Près de deux mois après ce nouveau titre mondial, Beckenbauer est séduit par Bernard Tapie, patron d’Adidas et président de l’OM. L’Allemand, qui a tout gagné lorsqu’il était joueur, pose alors ses valises dans le Sud de la France. Il a pour mission de faire grandir le club, qui ambitionne de devenir le premier club français vainqueur de la Coupe des clubs champions européens. Cependant, rien ne se passe comme espéré. L’ancien défenseur n’apprend pas le français, est perturbé par la structure du club, un Tapie qui serait trop présent. Il ne dépasse pas la vingtaine de matches dirigés et compte dix victoires, deux nuls et cinq défaites. Il va au bout de la saison mais passe dans le rôle de directeur sportif. Ainsi, il ne peut empêcher la défaite marseillaise en finale de Coupe des clubs champions européens contre l’Étoile Rouge de Belgrade, après la douloureuse séance de tirs au but de Bari. Cet échec français remet-il en cause le mythe du Kaiser ? Pas vraiment car le double Ballon d’Or a notamment laissé une belle image à l’ex-gardien Gaëtan Huard, qui confie à Eurosport avoir connu un Beckenbauer avec “le cœur sur la main”. Cela montre que même les plus grands de ce sport ne sont pas inévitablement programmés pour la victoire. Ils restent des humains mortels avant tout.

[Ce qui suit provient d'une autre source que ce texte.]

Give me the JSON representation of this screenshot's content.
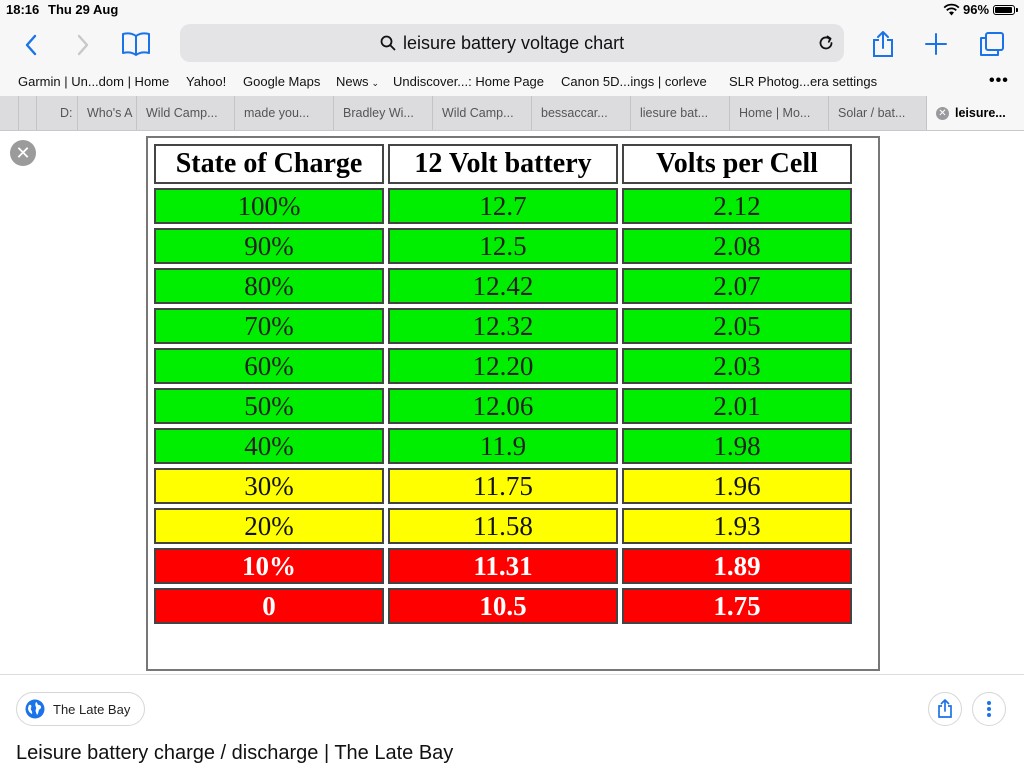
{
  "status": {
    "time": "18:16",
    "date": "Thu 29 Aug",
    "battery": "96%"
  },
  "address": {
    "text": "leisure battery voltage chart"
  },
  "bookmarks": [
    "Garmin | Un...dom | Home",
    "Yahoo!",
    "Google Maps",
    "News",
    "Undiscover...: Home Page",
    "Canon 5D...ings | corleve",
    "SLR Photog...era settings"
  ],
  "tabs": [
    "D:",
    "Who's A",
    "Wild Camp...",
    "made you...",
    "Bradley Wi...",
    "Wild Camp...",
    "bessaccar...",
    "liesure bat...",
    "Home | Mo...",
    "Solar / bat...",
    "leisure..."
  ],
  "chart_data": {
    "type": "table",
    "columns": [
      "State of Charge",
      "12 Volt battery",
      "Volts per Cell"
    ],
    "rows": [
      [
        "100%",
        "12.7",
        "2.12"
      ],
      [
        "90%",
        "12.5",
        "2.08"
      ],
      [
        "80%",
        "12.42",
        "2.07"
      ],
      [
        "70%",
        "12.32",
        "2.05"
      ],
      [
        "60%",
        "12.20",
        "2.03"
      ],
      [
        "50%",
        "12.06",
        "2.01"
      ],
      [
        "40%",
        "11.9",
        "1.98"
      ],
      [
        "30%",
        "11.75",
        "1.96"
      ],
      [
        "20%",
        "11.58",
        "1.93"
      ],
      [
        "10%",
        "11.31",
        "1.89"
      ],
      [
        "0",
        "10.5",
        "1.75"
      ]
    ],
    "row_colors": [
      "green",
      "green",
      "green",
      "green",
      "green",
      "green",
      "green",
      "yellow",
      "yellow",
      "red",
      "red"
    ],
    "colors": {
      "green": "#00ee00",
      "yellow": "#ffff00",
      "red": "#ff0000"
    }
  },
  "source": {
    "name": "The Late Bay",
    "caption": "Leisure battery charge / discharge | The Late Bay"
  },
  "colors": {
    "accent": "#1a73e8",
    "toolbar_bg": "#f7f7f7",
    "tabbar_bg": "#dcdcdf"
  }
}
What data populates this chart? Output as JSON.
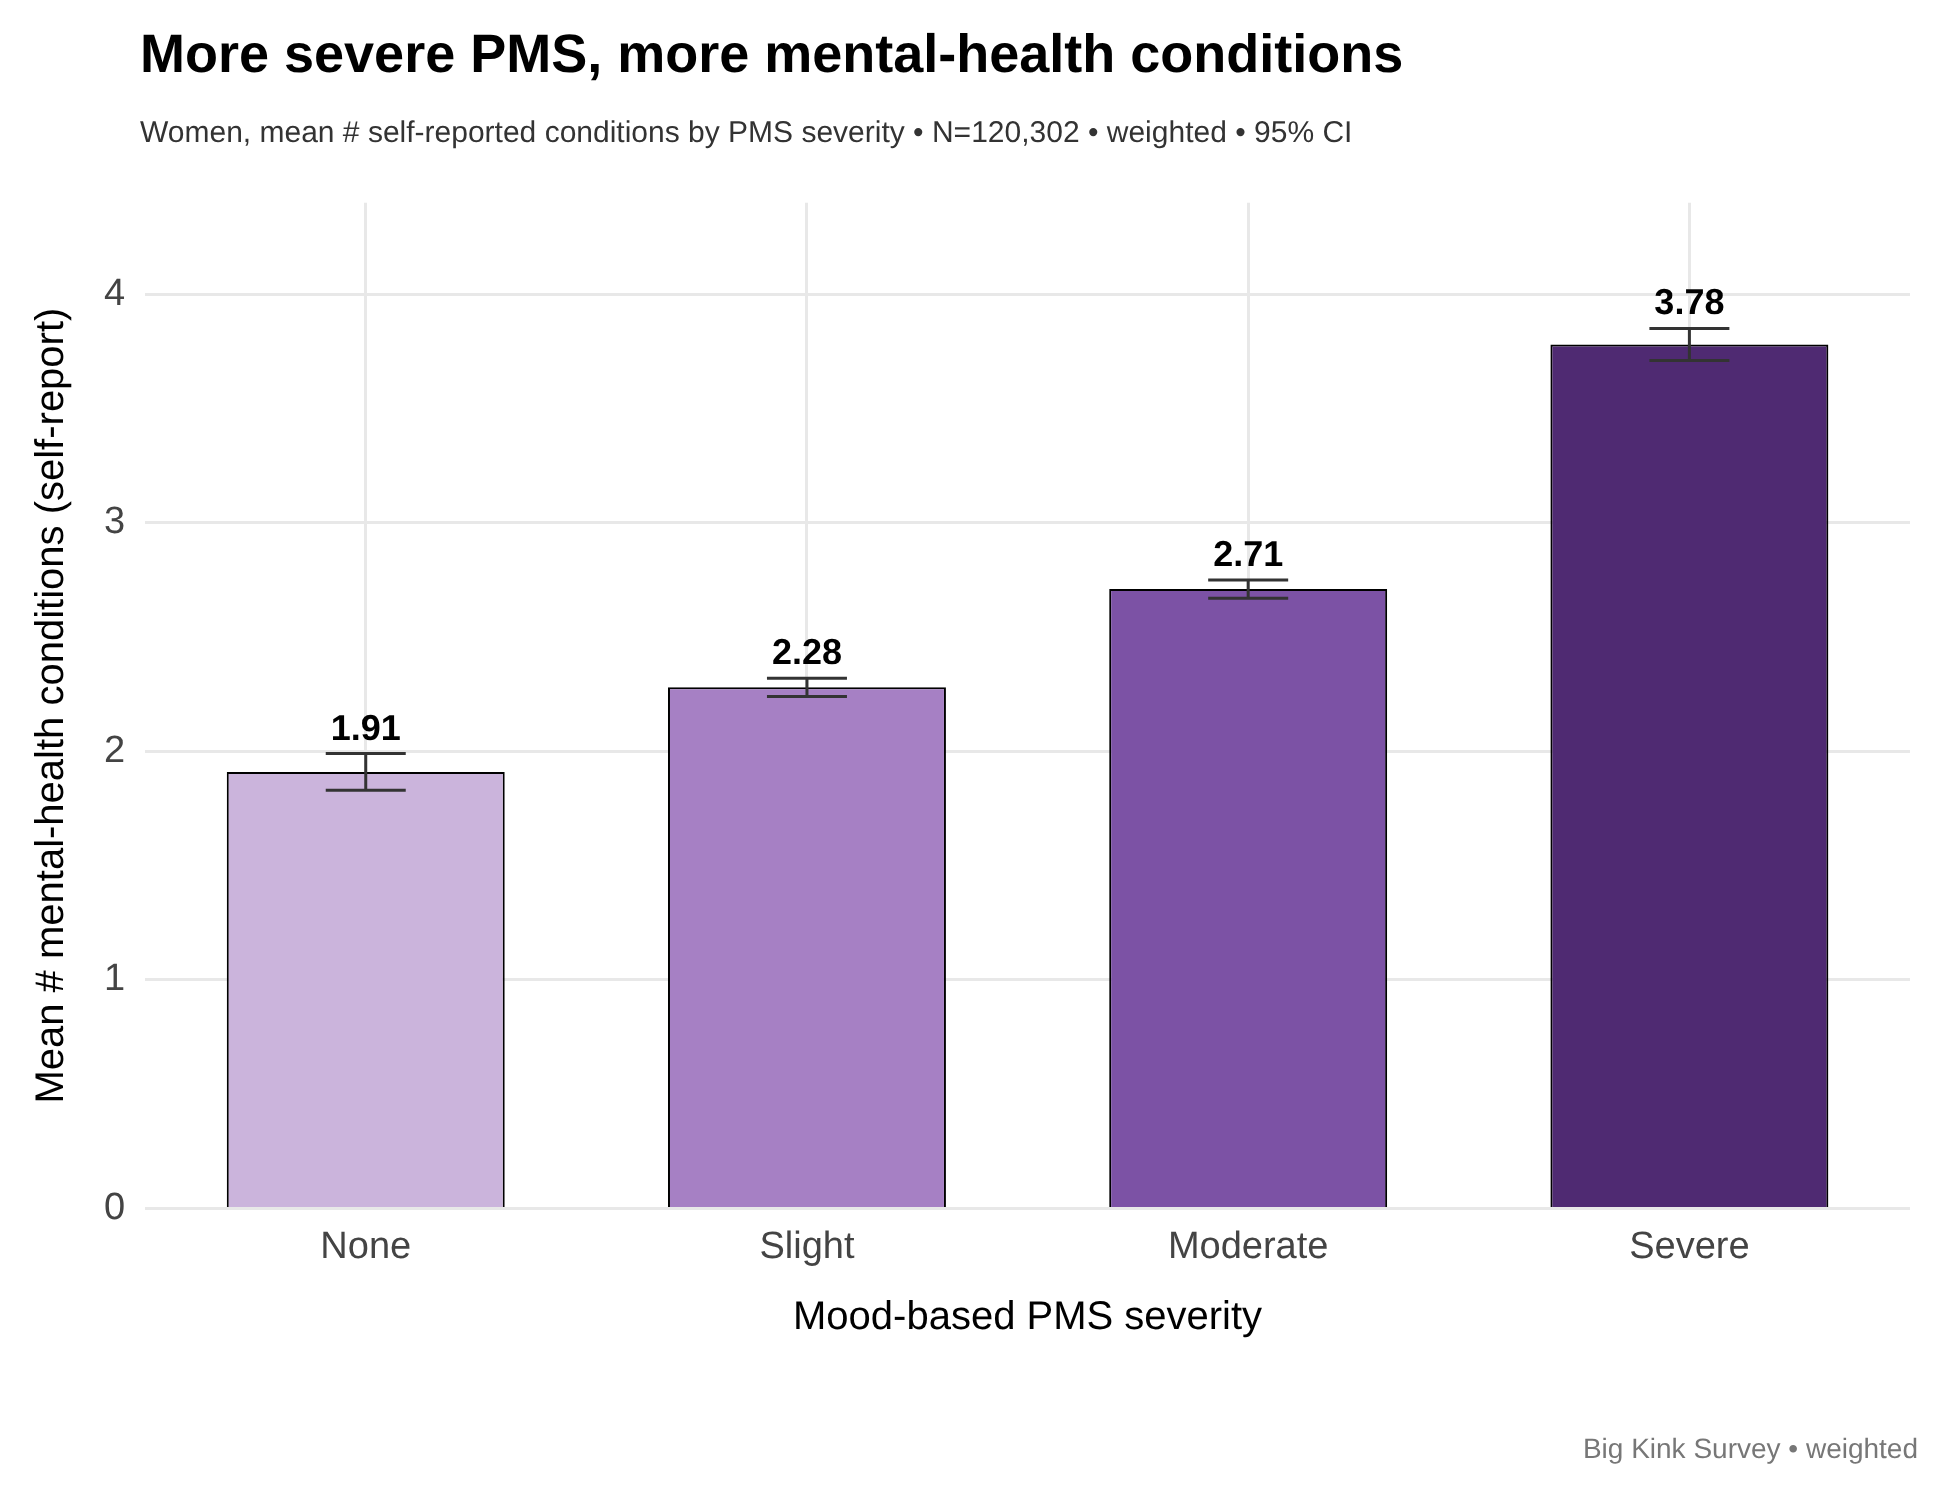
{
  "chart_data": {
    "type": "bar",
    "title": "More severe PMS, more mental-health conditions",
    "subtitle": "Women, mean # self-reported conditions by PMS severity  •  N=120,302  •  weighted  •  95% CI",
    "xlabel": "Mood-based PMS severity",
    "ylabel": "Mean # mental-health conditions (self-report)",
    "categories": [
      "None",
      "Slight",
      "Moderate",
      "Severe"
    ],
    "values": [
      1.91,
      2.28,
      2.71,
      3.78
    ],
    "colors": [
      "#cbb4dc",
      "#a680c4",
      "#7c52a5",
      "#4f2a72"
    ],
    "errors": [
      [
        1.83,
        1.99
      ],
      [
        2.24,
        2.32
      ],
      [
        2.67,
        2.75
      ],
      [
        3.71,
        3.85
      ]
    ],
    "ylim": [
      0,
      4.4
    ],
    "yticks": [
      0,
      1,
      2,
      3,
      4
    ],
    "grid": true,
    "data_labels": true,
    "annotations": [
      "Big Kink Survey  •  weighted"
    ]
  }
}
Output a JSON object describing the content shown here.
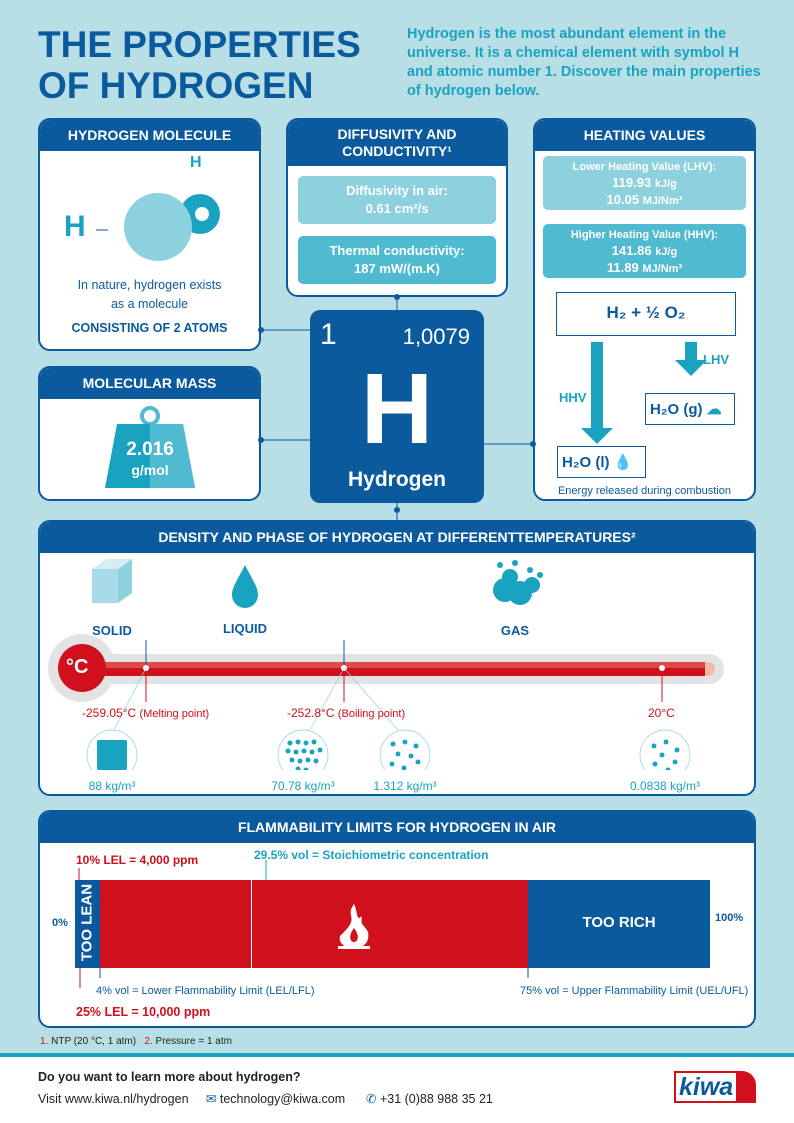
{
  "title": [
    "THE PROPERTIES",
    "OF HYDROGEN"
  ],
  "intro": "Hydrogen is the most abundant element in the universe. It is a chemical element with symbol H and atomic number 1. Discover the main properties of hydrogen below.",
  "molecule": {
    "header": "HYDROGEN MOLECULE",
    "atom_label": "H",
    "text1": "In nature, hydrogen exists",
    "text2": "as a molecule",
    "text3": "CONSISTING OF 2 ATOMS"
  },
  "diffusivity": {
    "header": "DIFFUSIVITY AND CONDUCTIVITY¹",
    "air_label": "Diffusivity in air:",
    "air_value": "0.61 cm²/s",
    "cond_label": "Thermal conductivity:",
    "cond_value": "187 mW/(m.K)"
  },
  "heating": {
    "header": "HEATING VALUES",
    "lhv_label": "Lower Heating Value (LHV):",
    "lhv_1": "119.93",
    "lhv_1u": "kJ/g",
    "lhv_2": "10.05",
    "lhv_2u": "MJ/Nm³",
    "hhv_label": "Higher Heating Value (HHV):",
    "hhv_1": "141.86",
    "hhv_1u": "kJ/g",
    "hhv_2": "11.89",
    "hhv_2u": "MJ/Nm³",
    "reaction": "H₂ + ½ O₂",
    "lhv": "LHV",
    "hhv": "HHV",
    "gas": "H₂O (g)",
    "liquid": "H₂O (l)",
    "caption": "Energy released during combustion"
  },
  "mass": {
    "header": "MOLECULAR MASS",
    "value": "2.016",
    "unit": "g/mol"
  },
  "element": {
    "number": "1",
    "weight": "1,0079",
    "symbol": "H",
    "name": "Hydrogen"
  },
  "density": {
    "header": "DENSITY AND PHASE OF HYDROGEN AT DIFFERENTTEMPERATURES²",
    "phases": [
      "SOLID",
      "LIQUID",
      "GAS"
    ],
    "unit_symbol": "°C",
    "melting": "-259.05°C",
    "melting_note": "(Melting point)",
    "boiling": "-252.8°C",
    "boiling_note": "(Boiling point)",
    "room": "20°C",
    "densities": [
      "88 kg/m³",
      "70.78 kg/m³",
      "1.312 kg/m³",
      "0.0838 kg/m³"
    ]
  },
  "flammability": {
    "header": "FLAMMABILITY LIMITS FOR HYDROGEN IN AIR",
    "lel10": "10% LEL = 4,000 ppm",
    "stoich": "29.5% vol = Stoichiometric concentration",
    "zero": "0%",
    "hundred": "100%",
    "too_lean": "TOO LEAN",
    "too_rich": "TOO RICH",
    "lel": "4% vol = Lower Flammability Limit (LEL/LFL)",
    "uel": "75% vol = Upper Flammability Limit (UEL/UFL)",
    "lel25": "25% LEL = 10,000 ppm",
    "lel_pct": 4,
    "stoich_pct": 29.5,
    "uel_pct": 75
  },
  "footnotes": {
    "n1": "1.",
    "t1": "NTP (20 °C, 1 atm)",
    "n2": "2.",
    "t2": "Pressure = 1 atm"
  },
  "footer": {
    "question": "Do you want to learn more about hydrogen?",
    "visit": "Visit www.kiwa.nl/hydrogen",
    "email": "technology@kiwa.com",
    "phone": "+31 (0)88 988 35 21",
    "logo": "kiwa"
  },
  "colors": {
    "dark_blue": "#0b5a9e",
    "teal": "#1aa3c0",
    "red": "#d0101c",
    "background": "#b7dfe5"
  }
}
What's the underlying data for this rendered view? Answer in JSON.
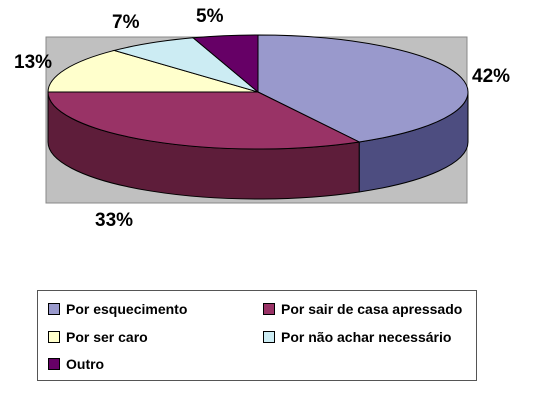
{
  "chart_data": {
    "type": "pie",
    "categories": [
      "Por esquecimento",
      "Por sair de casa apressado",
      "Por ser caro",
      "Por não achar necessário",
      "Outro"
    ],
    "values": [
      42,
      33,
      13,
      7,
      5
    ],
    "labels": [
      "42%",
      "33%",
      "13%",
      "7%",
      "5%"
    ],
    "colors": [
      "#9999cc",
      "#993366",
      "#ffffcc",
      "#ccecf3",
      "#660066"
    ],
    "side_colors": [
      "#4d4d80",
      "#5e1d3a",
      "#b0b08a",
      "#8aa5ab",
      "#3a003a"
    ],
    "legend_position": "bottom",
    "three_d": true
  }
}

Franz Beckenbauer aux côtés de Bernard Tapie en 1990.

Palmarès de Franz Beckenbauer

6x Champion d’Allemagne (5x en tant que joueur puis 1x en tant qu’entraîneur).

3x vainqueur de la North American Soccer League

4x vainqueur de la Coupe d’Allemagne

3x fois vainqueur de la Coupe des clubs champions européens

2x vainqueur de la Coupe du Monde (en tant que joueur puis sélectionneur).

1x vainqueur de l’Euro.

2x Ballon d’Or.

Alex Renaud-Bourbon

Photos d’illustrations : Pinterest, AFP, Schnoerrer/Keystone, Jacques Demarthon.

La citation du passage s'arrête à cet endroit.